Everyone knows that trying to control the climate by reducing CO2 emissions is a joke -- or at least, everyone knows it who is not completely deluded by climate zealotry.  But this is one of those jokes that you're not allowed to laugh at.  Instead, you must listen to terribly earnest people telling you how desperately important this is to "save the planet," even as you know that the whole thing is completely preposterous and you are struggling to suppress uncontrolled snickering.  Should you respond by making fun of them?  If so -- and if you don't want to risk physical violence -- you had better do it in a way that they are too blinded to understand.  Fortunately, this is much easier than you might think.

The strategy of making fun of the zealots seems to have been adopted recently by many of those on the receiving end of the zealotry.  Prominent among these have been the major oil companies, who have found themselves the targets of shareholder activists, as well as of lawsuits from various city and county governments in California, New York and elsewhere.  Other notable contributors to the humor include developing countries like China and India.   

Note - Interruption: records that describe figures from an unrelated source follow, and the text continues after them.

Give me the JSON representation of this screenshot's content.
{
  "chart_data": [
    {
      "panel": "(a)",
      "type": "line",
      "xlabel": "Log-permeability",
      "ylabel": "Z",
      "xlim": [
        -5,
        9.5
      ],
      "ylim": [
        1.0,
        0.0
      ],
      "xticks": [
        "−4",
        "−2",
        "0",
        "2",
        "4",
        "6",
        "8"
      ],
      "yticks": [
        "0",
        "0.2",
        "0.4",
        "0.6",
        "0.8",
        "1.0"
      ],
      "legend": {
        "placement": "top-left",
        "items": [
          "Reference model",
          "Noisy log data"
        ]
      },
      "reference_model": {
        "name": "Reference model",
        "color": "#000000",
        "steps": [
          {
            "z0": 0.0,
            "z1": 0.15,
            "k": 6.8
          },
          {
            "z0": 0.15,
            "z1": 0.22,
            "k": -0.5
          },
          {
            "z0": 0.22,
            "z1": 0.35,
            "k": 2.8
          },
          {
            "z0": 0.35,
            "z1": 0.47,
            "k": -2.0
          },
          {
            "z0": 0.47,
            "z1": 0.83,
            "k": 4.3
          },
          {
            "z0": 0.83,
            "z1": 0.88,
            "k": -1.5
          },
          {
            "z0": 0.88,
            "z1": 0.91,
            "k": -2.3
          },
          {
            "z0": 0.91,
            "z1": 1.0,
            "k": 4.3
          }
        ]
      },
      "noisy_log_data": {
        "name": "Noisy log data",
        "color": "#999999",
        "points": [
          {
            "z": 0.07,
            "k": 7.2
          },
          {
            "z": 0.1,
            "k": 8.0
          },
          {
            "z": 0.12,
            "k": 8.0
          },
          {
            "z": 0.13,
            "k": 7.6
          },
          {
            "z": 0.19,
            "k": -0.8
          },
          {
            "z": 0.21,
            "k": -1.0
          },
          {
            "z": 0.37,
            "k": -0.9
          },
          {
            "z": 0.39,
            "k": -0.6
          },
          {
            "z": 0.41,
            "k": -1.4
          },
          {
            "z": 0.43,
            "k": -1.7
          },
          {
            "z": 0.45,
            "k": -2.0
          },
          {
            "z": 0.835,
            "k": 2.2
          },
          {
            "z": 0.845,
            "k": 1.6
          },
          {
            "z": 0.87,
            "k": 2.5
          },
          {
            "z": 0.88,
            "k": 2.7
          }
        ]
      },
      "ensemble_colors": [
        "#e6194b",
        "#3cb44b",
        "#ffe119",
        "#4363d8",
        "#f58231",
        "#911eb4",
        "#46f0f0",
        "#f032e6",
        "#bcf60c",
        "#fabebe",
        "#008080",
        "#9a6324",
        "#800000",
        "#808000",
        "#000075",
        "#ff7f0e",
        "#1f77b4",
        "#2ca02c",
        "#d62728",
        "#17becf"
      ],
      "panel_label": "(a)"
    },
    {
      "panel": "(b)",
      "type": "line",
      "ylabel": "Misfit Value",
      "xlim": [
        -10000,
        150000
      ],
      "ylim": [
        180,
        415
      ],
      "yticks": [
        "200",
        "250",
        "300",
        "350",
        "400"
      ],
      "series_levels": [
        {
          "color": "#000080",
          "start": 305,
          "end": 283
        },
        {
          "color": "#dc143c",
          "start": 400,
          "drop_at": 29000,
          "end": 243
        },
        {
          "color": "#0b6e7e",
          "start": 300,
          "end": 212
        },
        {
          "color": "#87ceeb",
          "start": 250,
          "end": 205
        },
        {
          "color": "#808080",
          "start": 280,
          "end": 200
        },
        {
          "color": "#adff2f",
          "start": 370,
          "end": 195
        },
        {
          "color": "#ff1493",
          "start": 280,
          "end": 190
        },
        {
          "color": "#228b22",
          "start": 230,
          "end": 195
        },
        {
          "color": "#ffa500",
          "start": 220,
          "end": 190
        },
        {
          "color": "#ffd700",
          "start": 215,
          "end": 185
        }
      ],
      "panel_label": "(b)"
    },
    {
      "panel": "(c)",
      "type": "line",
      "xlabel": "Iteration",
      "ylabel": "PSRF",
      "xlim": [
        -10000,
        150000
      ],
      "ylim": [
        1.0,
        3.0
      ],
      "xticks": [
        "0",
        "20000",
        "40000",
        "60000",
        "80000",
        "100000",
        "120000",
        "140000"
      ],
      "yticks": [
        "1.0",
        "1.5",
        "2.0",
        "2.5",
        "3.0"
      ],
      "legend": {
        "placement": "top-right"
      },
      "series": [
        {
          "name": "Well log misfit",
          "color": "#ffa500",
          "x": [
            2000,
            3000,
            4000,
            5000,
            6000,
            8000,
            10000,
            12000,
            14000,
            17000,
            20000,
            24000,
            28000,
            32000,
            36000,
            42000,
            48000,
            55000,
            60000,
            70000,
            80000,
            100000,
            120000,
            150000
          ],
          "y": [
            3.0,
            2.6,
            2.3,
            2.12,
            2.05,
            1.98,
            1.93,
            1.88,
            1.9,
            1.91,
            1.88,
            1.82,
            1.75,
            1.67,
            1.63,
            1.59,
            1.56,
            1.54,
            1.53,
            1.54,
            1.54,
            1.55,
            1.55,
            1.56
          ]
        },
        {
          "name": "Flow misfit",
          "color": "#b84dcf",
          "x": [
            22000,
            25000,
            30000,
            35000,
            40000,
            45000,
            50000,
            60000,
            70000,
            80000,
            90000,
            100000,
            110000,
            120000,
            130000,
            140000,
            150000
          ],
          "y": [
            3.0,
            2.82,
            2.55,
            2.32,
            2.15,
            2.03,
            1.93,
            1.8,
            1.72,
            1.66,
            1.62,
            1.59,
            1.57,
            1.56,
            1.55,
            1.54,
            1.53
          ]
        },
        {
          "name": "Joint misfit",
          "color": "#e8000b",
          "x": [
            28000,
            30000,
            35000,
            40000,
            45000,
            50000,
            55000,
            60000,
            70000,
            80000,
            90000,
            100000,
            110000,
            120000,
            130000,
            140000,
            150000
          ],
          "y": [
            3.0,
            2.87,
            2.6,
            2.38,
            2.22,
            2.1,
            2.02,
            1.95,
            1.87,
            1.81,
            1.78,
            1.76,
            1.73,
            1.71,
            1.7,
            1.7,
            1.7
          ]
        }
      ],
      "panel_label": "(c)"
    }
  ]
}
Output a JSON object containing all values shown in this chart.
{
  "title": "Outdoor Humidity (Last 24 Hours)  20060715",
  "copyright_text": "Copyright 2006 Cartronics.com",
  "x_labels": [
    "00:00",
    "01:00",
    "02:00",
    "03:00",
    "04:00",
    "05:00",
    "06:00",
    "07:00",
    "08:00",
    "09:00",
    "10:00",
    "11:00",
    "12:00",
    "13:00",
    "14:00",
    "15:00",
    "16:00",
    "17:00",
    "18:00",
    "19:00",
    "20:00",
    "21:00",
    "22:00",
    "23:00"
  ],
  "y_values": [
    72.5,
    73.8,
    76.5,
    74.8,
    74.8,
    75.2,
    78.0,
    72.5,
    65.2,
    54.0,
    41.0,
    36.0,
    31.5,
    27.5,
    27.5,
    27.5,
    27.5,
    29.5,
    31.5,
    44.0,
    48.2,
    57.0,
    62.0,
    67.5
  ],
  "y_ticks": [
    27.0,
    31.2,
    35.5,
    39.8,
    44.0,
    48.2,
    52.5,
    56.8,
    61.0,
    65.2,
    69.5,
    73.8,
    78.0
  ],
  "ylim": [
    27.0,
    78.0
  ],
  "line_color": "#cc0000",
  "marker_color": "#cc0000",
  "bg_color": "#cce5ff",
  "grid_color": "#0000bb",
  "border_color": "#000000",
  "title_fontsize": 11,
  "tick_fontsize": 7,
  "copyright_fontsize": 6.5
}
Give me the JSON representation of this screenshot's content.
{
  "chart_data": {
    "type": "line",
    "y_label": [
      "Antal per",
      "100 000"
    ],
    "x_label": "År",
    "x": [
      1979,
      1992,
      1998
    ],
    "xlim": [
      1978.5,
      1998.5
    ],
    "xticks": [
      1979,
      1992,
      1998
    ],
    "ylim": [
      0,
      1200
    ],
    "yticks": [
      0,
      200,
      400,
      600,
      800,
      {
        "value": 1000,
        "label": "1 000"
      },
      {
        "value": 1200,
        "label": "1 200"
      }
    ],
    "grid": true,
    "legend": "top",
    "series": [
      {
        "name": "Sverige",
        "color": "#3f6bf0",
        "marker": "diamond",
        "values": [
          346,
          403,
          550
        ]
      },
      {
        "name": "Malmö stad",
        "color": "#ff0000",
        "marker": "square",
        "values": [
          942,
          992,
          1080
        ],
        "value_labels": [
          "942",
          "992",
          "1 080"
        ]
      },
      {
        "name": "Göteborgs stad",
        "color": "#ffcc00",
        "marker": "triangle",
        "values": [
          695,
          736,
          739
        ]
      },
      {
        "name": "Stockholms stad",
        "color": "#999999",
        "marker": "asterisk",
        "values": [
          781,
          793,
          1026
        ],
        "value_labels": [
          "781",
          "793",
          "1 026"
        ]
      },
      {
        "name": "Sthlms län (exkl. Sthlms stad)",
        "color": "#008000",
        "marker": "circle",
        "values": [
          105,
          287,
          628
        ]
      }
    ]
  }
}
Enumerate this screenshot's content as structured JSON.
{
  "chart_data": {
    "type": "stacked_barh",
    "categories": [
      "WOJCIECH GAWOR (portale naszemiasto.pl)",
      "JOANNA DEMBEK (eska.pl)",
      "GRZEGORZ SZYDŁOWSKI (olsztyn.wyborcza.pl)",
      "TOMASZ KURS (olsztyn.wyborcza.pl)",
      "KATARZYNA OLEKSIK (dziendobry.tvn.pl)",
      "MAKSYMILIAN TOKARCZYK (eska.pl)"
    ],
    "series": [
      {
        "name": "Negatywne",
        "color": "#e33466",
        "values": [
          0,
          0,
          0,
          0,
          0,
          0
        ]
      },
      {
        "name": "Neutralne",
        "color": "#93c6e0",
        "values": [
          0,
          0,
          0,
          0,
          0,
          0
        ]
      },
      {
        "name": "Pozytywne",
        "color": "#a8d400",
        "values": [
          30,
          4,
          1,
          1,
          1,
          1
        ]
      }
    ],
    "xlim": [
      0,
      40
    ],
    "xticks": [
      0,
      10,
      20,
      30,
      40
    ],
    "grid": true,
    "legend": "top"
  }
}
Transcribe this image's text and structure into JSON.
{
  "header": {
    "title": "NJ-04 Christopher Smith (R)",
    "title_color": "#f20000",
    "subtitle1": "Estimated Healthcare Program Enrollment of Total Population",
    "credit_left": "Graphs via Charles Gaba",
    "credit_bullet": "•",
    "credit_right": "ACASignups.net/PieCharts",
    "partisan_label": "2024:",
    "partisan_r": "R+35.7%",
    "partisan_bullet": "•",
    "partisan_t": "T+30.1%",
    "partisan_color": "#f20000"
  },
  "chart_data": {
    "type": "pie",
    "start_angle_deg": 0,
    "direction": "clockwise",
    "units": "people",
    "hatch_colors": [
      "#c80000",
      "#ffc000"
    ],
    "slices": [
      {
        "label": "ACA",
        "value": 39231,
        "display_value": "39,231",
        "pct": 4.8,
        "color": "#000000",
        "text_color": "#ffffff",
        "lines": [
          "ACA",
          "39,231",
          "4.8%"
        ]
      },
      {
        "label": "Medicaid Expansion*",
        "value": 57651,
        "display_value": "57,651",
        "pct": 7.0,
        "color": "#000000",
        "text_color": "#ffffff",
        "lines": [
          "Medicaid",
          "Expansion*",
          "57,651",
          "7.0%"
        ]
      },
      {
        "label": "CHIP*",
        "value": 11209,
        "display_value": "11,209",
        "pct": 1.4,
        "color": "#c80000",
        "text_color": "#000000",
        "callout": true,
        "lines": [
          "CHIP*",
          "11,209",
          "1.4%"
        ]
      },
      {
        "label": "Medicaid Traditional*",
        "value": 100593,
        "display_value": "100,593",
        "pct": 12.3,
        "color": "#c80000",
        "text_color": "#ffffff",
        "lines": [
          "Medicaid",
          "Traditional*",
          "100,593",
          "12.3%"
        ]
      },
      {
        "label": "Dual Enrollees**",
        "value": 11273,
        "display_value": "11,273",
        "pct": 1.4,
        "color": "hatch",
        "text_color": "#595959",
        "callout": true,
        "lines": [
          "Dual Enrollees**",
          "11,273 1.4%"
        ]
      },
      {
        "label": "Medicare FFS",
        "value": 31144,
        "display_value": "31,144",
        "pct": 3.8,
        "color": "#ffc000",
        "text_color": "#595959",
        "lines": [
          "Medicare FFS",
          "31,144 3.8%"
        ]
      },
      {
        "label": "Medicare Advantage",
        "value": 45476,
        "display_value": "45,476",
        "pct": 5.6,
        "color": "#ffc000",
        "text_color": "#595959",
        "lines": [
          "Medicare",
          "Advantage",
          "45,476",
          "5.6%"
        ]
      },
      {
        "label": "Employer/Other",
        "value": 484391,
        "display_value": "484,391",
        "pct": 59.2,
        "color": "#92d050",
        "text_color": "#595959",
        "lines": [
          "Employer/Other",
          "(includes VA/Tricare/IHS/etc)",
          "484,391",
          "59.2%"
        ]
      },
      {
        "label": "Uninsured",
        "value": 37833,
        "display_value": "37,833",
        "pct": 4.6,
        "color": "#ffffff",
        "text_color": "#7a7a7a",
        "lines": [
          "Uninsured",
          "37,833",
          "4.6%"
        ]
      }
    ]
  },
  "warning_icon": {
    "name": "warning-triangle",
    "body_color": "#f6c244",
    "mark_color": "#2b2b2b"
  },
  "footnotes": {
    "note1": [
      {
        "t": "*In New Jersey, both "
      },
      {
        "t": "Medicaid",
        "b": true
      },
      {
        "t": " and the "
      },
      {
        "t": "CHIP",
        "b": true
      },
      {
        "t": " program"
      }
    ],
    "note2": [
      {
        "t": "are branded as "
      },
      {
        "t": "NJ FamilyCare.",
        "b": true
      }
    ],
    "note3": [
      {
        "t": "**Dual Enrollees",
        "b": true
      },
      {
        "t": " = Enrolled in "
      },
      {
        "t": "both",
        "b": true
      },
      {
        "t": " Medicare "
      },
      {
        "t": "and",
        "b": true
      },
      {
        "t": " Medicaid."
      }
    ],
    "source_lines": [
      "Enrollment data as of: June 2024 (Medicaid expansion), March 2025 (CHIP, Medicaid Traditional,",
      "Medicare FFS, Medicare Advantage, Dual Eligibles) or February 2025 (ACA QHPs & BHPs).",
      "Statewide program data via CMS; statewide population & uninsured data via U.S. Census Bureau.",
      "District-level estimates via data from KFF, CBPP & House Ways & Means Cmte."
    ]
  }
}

Consider first some of the back-and-forth between shareholder activists and the major oil companies.  As we have gone through annual meeting season, all of the majors have found themselves attacked by shareholders demanding that they "do something" to reduce emissions and save the planet.  Many of the activists come from places like state and city pension funds, which by the way are not small shareholders.  Are these activists so dumb that they don't realize that the companies they have invested in are in the oil business, the whole purpose of which is to produce fossil fuels to get burned into CO2?  It would certainly seem so.